Der leider viel zu früh verstorbene Fritz Sdunek entdeckte, formte und trainierte in M-V, in Schwerin jahrzehntelang Boxsportler, die zu olympischen, weltmeisterlichen und europameisterlichen Ehren kamen. Der ebenfalls sehr bekannte Erfolgs-Trainer Ulli Wegner boxte Anfang der 1960er Jahre für den ASK Vorwärts Rostock und trainierte später ebenfalls zahlreiche Box-Asse. Nicht zu vergessen solche Trainer-Koryphäen, wie Uwe Behrendt oder Horst Femfert…
Namen, wie Bruno Guse, Paul Nickel, Dieter Neidel, Karl Degenhardt, Jürgen Schlegel, Manfred Weidner, Bernd Wittenburg, Rene Breitbarth, Dieter Berg, der früh verunglückte Sven Lange, Torsten Schmitz, Jan Quast, Michael Timm, Martin Dreßen, Sebastian Zbik, Sebastian Sylvester, Jürgen Brähmer oder insbesondere Andreas Zülow, Andreas Tews und Jochen Bachfeld, haben weit über die mecklenburgischen bzw. vorpommerschen Box-Grenzen hinaus einen ausgezeichneten Klang. Der Amateur-Boxsport „Made in M-V“ hatte (und hat durchaus noch immer) „Weltruf“.
Aktuell, 2019, wurde der BC Traktor Schwerin sogar deutscher Mannschaftsmeister.
– Montreal 1976 – Goldene Momente –
Vor 43 Jahren gab es dann auch endlich das erste boxsportliche Olympia-Gold für Mecklenburg-Vorpommern. Beim olympischen Box-Turnier 1976 in Montreal schaffte der 1952 in Sülten geborene Jochen Bachfeld, der für den SC Traktor Schwerin kämpfte, im Weltergewicht die Überraschung. Olympia-Gold schafften auch 1988 Andreas Zülow, 1992 Andreas Tews und 2014, bei den Olympischen Jugendspielen in Nanjing, Peter Kadiru. Bei den „Wettkämpfen der Freundschaft“ 1984 im Boxen in Havanna gewann Torsten Schmitz als einziger Nicht-Kubaner eine Gewichtsklasse (erster Platz im Weltergewicht).

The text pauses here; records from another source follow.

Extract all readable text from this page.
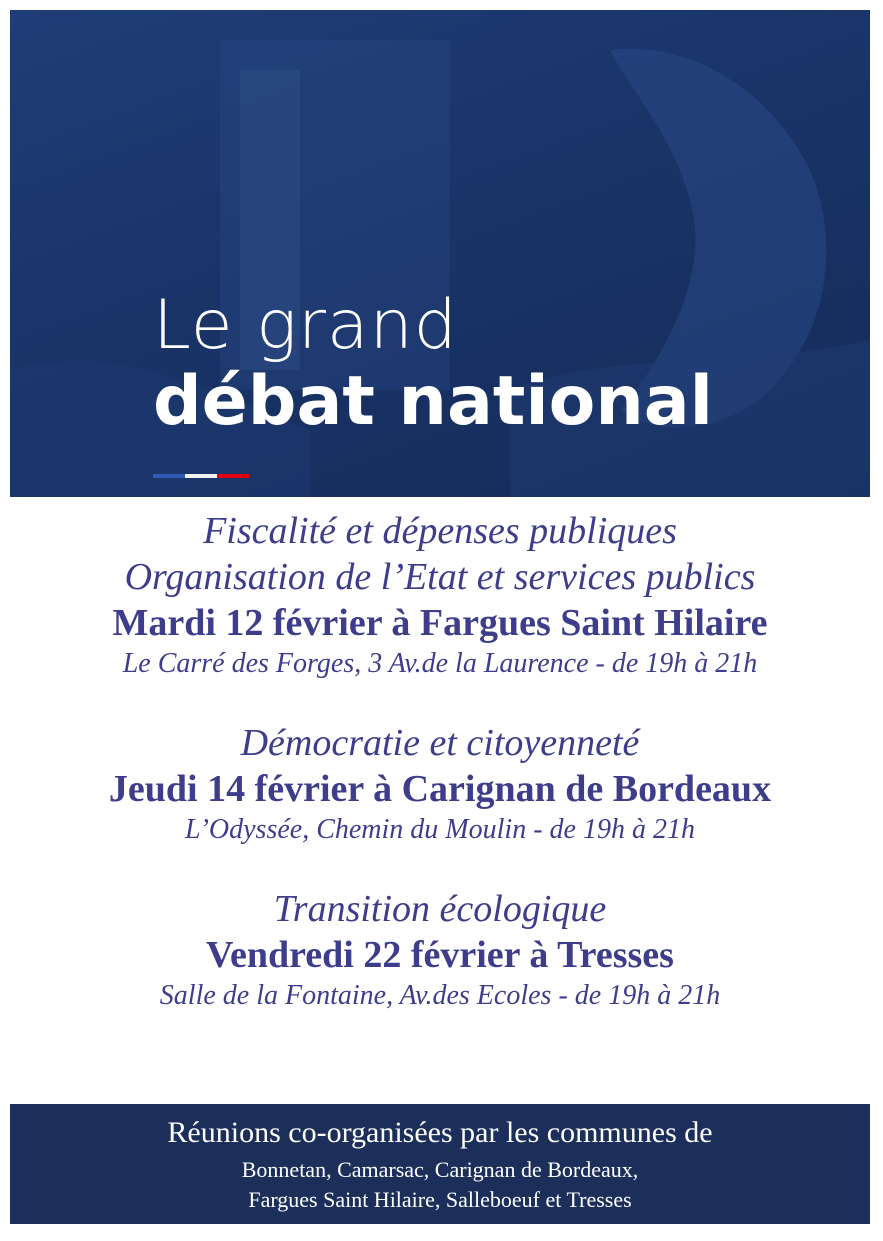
Le grand
débat national
Fiscalité et dépenses publiques
Organisation de l’Etat et services publics
Mardi 12 février à Fargues Saint Hilaire
Le Carré des Forges, 3 Av.de la Laurence - de 19h à 21h
Démocratie et citoyenneté
Jeudi 14 février à Carignan de Bordeaux
L’Odyssée, Chemin du Moulin - de 19h à 21h
Transition écologique
Vendredi 22 février à Tresses
Salle de la Fontaine, Av.des Ecoles - de 19h à 21h
Réunions co-organisées par les communes de
Bonnetan, Camarsac, Carignan de Bordeaux,
Fargues Saint Hilaire, Salleboeuf et Tresses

– MV auch im Frauen-Boxsport ganz stark –
In M-V hat der Boxsport mittlerweile ebenfalls eine gute Tradition. Namen wie Alice Altmann, Anne Cravaack, Elli Wohlgemuth, Sophie Schwartz, Stefanie Sawall, Schuschan Surmaschjan, Nicole Schwarz oder Sarah Scheurich prägen und prägten das (frauen-)boxsportliche Geschehen seit den 2000er Jahren in M-V. Insbesondere in Schwerin, Wismar, Rostock, Stralsund und Greifswald ist der Frauen-Boxsport hierzulande sehr populär.
Ornella Wahner, inzwischen Mitglied des BC Traktor Schwerin, wurde zudem 2018 in Neu-Delhi Deutschlands erste Amateur-Boxweltmeisterin.
Last but not least: Bei den FINALS Anfang August in Berlin starten auch neun Boxerinnen und Boxer des Landesverbandes M-V.